Räsänen J, Nikki P
Ann Chir Gynaecol Suppl. 1982;196:43-7.
Respiratory failure in a patient with acute myocardial infarction requires immediate attention in an attempt to prevent extension of the myocardial injury.

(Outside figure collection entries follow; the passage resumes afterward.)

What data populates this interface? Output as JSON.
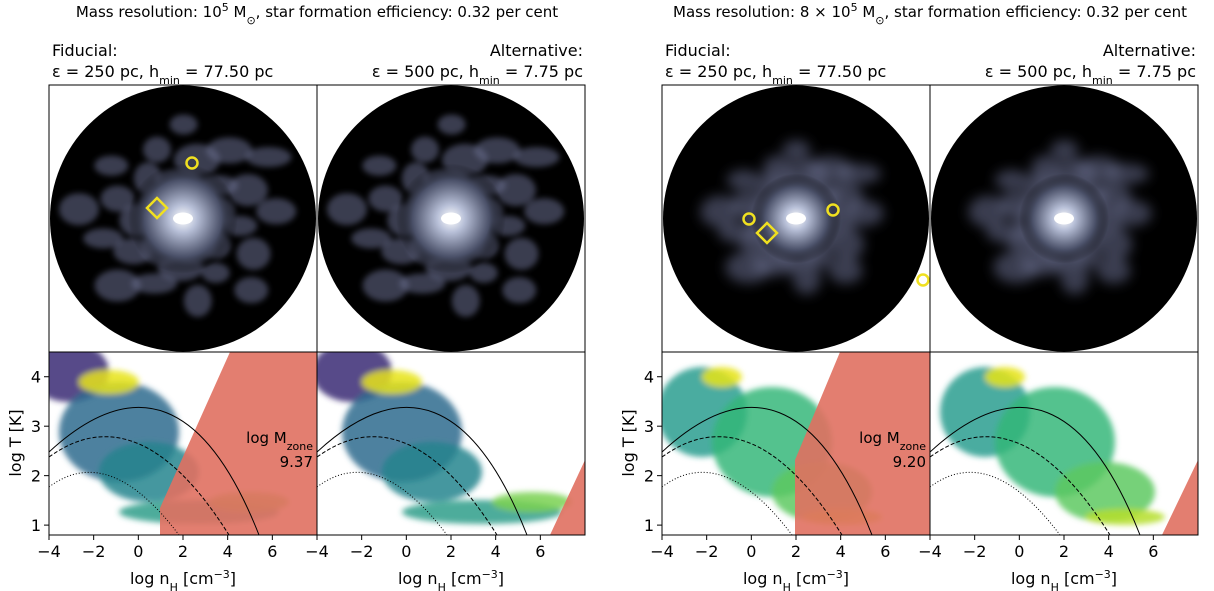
{
  "figures": [
    {
      "title": [
        {
          "text": "Mass resolution: 10"
        },
        {
          "sup": "5"
        },
        {
          "text": " M"
        },
        {
          "sub": "⊙"
        },
        {
          "text": ", star formation efficiency: 0.32 per cent"
        }
      ],
      "fiducial": {
        "heading": "Fiducial:",
        "params": [
          {
            "text": "ε = 250 pc, h"
          },
          {
            "sub": "min"
          },
          {
            "text": " = 77.50 pc"
          }
        ]
      },
      "alternative": {
        "heading": "Alternative:",
        "params": [
          {
            "text": "ε = 500 pc, h"
          },
          {
            "sub": "min"
          },
          {
            "text": " = 7.75 pc"
          }
        ]
      },
      "annotation": {
        "label": [
          {
            "text": "log M"
          },
          {
            "sub": "zone"
          }
        ],
        "value": "9.37"
      }
    },
    {
      "title": [
        {
          "text": "Mass resolution: 8 × 10"
        },
        {
          "sup": "5"
        },
        {
          "text": " M"
        },
        {
          "sub": "⊙"
        },
        {
          "text": ", star formation efficiency: 0.32 per cent"
        }
      ],
      "fiducial": {
        "heading": "Fiducial:",
        "params": [
          {
            "text": "ε = 250 pc, h"
          },
          {
            "sub": "min"
          },
          {
            "text": " = 77.50 pc"
          }
        ]
      },
      "alternative": {
        "heading": "Alternative:",
        "params": [
          {
            "text": "ε = 500 pc, h"
          },
          {
            "sub": "min"
          },
          {
            "text": " = 7.75 pc"
          }
        ]
      },
      "annotation": {
        "label": [
          {
            "text": "log M"
          },
          {
            "sub": "zone"
          }
        ],
        "value": "9.20"
      }
    }
  ],
  "axes": {
    "xlabel": [
      {
        "text": "log n"
      },
      {
        "sub": "H"
      },
      {
        "text": " [cm"
      },
      {
        "sup": "−3"
      },
      {
        "text": "]"
      }
    ],
    "ylabel": "log T [K]",
    "xlim": [
      -4,
      8
    ],
    "ylim": [
      0.8,
      4.5
    ],
    "xticks": [
      {
        "value": -4,
        "label": "−4"
      },
      {
        "value": -2,
        "label": "−2"
      },
      0,
      2,
      4,
      6
    ],
    "yticks": [
      1,
      2,
      3,
      4
    ]
  }
}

Therapy should be based on a thorough cardiorespiratory analysis and careful monitoring, because erroneous decisions may have serious consequences when the circulation is marginal. If the patient is connected to a ventilator, a low IMV rate is haemodynamically preferable to CMV. Moderate PEEP can and should be used to decrease venous admixture and to increase lung compliance when needed. Face mask CPAP may, in some cases, make endotracheal intubation unnecessary.
急性心肌梗死患者出现呼吸衰竭需要立即予以关注,以防止心肌损伤扩大。治疗应基于全面的心肺分析和仔细的监测,因为当循环处于临界状态时,错误的决策可能会产生严重后果。如果患者连接了呼吸机,从血流动力学角度来看,低IMV率比CMV更可取。必要时可使用并应使用适度的呼气末正压通气(PEEP)来减少静脉血掺杂并增加肺顺应性。在某些情况下,面罩持续气道正压通气(CPAP)可能使气管插管不必要。